The parish church of St John & St Giles owned by Rose Toynbee of Bridge Foot house is a Grade II* listed building. It is Norman in design and was built on the site of an earlier Saxon church. It contains Roman bricks, along with many of the houses in the village. It has had many alterations, and at one time was cruciform, but the north and south transepts have disappeared, and only thickened walls indicate the position of the crossing tower. By 1460 the tower had disappeared, and the three bells that were in use were housed in a timber cupola over the west end of the nave. But this was demolished in 1899 during a major refurbishment, and a large timber tower was built, far taller than the current low brick tower installed in 1928. It was struck by lightning, and its ancient timber was installed into many of the old Tudor houses, including the 'King Post' of the tower installed into Essex House, with a plaque reading 'KING POST of Old Wooden Tower, GREAT EASTON CHURCH, erected 1777, Demolished 1928.' This makes the post at least 235 years old, but this is only half as old as most of the houses surrounding the church.

Bert Pickford gave this account of his own unique perspective of the building of the new tower in 1928:

"When the new tower was being built, the bricks were hauled up using a large basket on a pulley. At the end of a day's work, the basket was left on the ground with the rope still taken up through the top pulley, whilst the rope's tail end was coiled up near the basket. One evening, a bunch of us boys aged between 7 and 14 were inspecting the work, or looking for mischief. I can't remember which, but expect it was the latter!

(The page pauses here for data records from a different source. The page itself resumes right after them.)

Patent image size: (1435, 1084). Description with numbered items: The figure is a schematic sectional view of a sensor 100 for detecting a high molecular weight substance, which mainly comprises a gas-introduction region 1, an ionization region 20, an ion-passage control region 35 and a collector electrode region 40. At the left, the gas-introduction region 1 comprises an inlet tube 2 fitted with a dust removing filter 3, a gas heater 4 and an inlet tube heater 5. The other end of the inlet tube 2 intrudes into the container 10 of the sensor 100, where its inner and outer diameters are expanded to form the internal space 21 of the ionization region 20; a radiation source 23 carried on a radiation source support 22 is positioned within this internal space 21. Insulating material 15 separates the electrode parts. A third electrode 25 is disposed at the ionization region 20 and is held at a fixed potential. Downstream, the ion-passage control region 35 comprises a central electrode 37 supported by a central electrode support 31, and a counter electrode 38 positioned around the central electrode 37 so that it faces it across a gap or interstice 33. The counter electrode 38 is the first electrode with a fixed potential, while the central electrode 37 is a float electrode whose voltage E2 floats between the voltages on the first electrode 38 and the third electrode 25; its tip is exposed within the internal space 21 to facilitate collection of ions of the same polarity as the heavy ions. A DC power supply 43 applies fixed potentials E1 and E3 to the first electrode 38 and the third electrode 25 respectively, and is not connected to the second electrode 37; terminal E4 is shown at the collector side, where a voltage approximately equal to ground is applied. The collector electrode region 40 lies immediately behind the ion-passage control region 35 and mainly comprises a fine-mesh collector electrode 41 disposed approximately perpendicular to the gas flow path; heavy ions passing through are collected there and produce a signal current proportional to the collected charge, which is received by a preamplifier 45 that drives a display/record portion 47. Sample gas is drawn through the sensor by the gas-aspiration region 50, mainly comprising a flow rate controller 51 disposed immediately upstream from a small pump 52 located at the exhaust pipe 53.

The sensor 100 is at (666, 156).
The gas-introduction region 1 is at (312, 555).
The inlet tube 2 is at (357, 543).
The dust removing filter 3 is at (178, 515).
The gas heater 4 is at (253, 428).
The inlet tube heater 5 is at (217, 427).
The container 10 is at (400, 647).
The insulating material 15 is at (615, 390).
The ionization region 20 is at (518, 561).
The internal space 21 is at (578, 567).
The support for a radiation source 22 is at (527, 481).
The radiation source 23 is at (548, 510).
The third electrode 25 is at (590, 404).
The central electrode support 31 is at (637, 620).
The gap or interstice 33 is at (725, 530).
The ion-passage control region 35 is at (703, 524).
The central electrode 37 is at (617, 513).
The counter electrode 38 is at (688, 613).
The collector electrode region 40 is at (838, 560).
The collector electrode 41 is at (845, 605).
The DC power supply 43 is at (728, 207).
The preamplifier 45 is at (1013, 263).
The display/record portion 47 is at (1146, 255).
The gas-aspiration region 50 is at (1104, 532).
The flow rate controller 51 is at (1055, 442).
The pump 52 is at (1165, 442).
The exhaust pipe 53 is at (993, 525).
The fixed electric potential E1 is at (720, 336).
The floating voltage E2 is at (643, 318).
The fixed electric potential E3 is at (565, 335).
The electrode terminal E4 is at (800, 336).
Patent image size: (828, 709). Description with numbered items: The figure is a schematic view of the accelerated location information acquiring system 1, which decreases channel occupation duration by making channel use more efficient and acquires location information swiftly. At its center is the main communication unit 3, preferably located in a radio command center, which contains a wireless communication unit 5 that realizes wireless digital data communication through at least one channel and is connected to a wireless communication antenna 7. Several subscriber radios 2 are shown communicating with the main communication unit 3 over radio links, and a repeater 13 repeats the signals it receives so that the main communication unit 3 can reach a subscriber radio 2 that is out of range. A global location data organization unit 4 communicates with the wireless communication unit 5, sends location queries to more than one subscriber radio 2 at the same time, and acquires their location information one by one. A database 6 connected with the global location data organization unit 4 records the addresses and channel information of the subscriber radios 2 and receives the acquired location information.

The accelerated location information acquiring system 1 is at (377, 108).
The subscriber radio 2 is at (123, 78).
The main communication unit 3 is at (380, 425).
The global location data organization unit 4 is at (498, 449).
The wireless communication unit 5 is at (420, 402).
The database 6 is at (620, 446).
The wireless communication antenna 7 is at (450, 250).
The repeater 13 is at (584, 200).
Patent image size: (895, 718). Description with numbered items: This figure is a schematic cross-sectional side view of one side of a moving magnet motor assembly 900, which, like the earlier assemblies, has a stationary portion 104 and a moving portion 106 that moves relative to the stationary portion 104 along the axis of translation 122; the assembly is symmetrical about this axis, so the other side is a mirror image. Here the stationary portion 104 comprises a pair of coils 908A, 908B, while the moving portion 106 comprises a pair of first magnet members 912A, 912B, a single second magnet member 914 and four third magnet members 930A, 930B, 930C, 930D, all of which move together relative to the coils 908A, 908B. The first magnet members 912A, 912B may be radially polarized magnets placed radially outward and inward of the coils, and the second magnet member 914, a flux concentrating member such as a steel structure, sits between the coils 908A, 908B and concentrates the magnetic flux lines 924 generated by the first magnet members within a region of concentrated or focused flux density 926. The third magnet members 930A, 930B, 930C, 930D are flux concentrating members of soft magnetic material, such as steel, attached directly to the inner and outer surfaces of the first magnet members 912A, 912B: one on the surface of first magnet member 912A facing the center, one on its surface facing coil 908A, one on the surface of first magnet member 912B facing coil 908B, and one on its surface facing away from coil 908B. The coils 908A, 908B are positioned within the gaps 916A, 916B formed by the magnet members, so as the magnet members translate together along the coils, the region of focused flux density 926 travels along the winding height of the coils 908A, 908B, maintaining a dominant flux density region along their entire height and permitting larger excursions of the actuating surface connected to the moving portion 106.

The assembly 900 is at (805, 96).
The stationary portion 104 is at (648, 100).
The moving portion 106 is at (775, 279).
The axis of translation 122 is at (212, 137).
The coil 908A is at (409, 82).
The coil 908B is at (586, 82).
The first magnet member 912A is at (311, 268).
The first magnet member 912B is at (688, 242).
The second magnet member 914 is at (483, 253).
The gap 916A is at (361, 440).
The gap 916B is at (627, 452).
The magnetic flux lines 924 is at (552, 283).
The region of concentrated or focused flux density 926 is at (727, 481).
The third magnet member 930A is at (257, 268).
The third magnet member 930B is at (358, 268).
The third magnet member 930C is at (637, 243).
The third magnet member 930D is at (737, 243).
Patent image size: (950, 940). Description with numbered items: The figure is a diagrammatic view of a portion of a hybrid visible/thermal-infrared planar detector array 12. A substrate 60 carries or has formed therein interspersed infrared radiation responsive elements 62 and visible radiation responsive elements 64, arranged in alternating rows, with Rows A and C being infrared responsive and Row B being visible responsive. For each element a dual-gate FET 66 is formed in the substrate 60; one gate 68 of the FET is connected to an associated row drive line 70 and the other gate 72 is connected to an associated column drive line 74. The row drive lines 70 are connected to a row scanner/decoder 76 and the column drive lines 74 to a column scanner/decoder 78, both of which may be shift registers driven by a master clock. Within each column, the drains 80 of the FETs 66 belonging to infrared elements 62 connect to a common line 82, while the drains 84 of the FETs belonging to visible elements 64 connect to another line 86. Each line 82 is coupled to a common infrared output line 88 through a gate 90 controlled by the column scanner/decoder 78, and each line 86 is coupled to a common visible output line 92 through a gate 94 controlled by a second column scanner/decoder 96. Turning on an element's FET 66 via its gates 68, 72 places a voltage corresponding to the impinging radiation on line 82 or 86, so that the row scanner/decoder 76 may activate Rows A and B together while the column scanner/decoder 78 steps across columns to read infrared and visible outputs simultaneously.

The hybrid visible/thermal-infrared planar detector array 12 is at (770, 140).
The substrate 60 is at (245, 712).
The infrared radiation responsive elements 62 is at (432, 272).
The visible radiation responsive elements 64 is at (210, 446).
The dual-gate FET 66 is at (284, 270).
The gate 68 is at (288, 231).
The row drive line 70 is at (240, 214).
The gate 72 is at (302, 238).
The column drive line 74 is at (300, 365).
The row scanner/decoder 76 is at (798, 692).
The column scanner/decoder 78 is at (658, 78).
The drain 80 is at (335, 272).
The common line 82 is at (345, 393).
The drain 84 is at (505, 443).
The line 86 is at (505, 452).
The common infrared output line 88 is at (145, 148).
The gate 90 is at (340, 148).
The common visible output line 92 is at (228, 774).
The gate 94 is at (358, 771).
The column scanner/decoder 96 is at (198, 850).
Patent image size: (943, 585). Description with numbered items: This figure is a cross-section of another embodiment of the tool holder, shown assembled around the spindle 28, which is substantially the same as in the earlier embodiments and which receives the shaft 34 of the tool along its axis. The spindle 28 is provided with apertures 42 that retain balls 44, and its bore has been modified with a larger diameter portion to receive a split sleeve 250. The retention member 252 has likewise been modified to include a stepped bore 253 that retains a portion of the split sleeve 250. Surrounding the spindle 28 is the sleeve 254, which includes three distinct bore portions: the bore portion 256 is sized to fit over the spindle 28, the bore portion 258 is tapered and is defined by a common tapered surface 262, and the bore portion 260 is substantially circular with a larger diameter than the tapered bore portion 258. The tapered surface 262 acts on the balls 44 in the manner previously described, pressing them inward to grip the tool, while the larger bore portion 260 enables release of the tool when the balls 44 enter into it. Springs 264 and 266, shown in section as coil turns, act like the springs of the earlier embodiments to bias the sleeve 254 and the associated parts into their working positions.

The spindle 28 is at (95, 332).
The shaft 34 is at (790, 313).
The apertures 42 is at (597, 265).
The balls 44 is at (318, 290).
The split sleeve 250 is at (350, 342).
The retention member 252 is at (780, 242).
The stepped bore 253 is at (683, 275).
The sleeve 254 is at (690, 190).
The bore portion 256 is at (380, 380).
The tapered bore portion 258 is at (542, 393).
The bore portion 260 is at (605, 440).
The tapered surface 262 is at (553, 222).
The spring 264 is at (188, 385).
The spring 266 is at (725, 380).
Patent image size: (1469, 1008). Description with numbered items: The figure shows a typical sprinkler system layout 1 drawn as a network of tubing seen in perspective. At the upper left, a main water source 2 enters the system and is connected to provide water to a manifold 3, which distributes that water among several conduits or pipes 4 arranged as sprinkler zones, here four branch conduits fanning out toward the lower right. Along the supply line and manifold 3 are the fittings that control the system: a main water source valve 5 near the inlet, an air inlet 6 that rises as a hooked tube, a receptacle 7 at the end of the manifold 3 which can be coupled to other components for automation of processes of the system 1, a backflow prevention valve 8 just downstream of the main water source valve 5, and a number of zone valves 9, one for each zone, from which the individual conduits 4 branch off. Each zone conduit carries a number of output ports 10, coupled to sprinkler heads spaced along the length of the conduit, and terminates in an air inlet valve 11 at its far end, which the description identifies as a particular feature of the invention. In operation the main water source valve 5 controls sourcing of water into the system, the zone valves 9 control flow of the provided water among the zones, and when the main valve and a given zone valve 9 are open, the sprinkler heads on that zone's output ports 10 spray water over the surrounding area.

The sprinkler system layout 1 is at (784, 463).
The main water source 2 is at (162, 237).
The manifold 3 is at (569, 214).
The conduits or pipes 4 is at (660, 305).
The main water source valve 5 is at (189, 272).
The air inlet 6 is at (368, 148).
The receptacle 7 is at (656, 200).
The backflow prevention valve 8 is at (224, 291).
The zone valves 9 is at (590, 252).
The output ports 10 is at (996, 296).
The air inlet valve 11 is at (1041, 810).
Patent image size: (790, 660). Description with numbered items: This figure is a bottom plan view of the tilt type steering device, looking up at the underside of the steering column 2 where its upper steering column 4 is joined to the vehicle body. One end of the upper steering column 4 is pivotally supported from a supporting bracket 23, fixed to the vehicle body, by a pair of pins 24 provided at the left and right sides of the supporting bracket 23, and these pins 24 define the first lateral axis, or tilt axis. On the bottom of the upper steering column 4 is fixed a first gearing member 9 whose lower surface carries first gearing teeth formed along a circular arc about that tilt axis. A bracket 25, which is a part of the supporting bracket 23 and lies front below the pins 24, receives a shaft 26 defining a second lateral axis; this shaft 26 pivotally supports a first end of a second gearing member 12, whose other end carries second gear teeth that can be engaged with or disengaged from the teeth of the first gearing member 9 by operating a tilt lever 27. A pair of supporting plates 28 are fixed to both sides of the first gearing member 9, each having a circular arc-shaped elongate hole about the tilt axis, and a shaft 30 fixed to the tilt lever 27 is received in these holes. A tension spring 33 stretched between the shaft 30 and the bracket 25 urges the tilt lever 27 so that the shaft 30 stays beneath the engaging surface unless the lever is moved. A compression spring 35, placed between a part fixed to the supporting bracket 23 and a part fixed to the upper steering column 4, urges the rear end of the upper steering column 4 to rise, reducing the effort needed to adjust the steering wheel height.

"We became very interested in the basket and rope and in no time at all the rope was uncoiled and, with a little help from us all, the basket got 'lift off' and was soon on its way to the top of the tower. This discovery was great, but to increase the entertainment and interest value, it was soon decided, without too much debating, that I, being the smallest and youngest, should view the village from above!

"The basket came down and I jumped in, without a care in the world, and slowly was hoisted to the top. At last I was at the top and the hauling team were nearly at the gate to the village green, shouting things such as, 'What can you see?' and 'What's it like?'

"All adventures must end, and so did ours. Eventually I was lowered to the ground, and remember the landing being a bit hard. Thinking back, it could have been a lot worse! I don't know how much spare 'boy power' there was on that rope, but I am grateful that they all held on."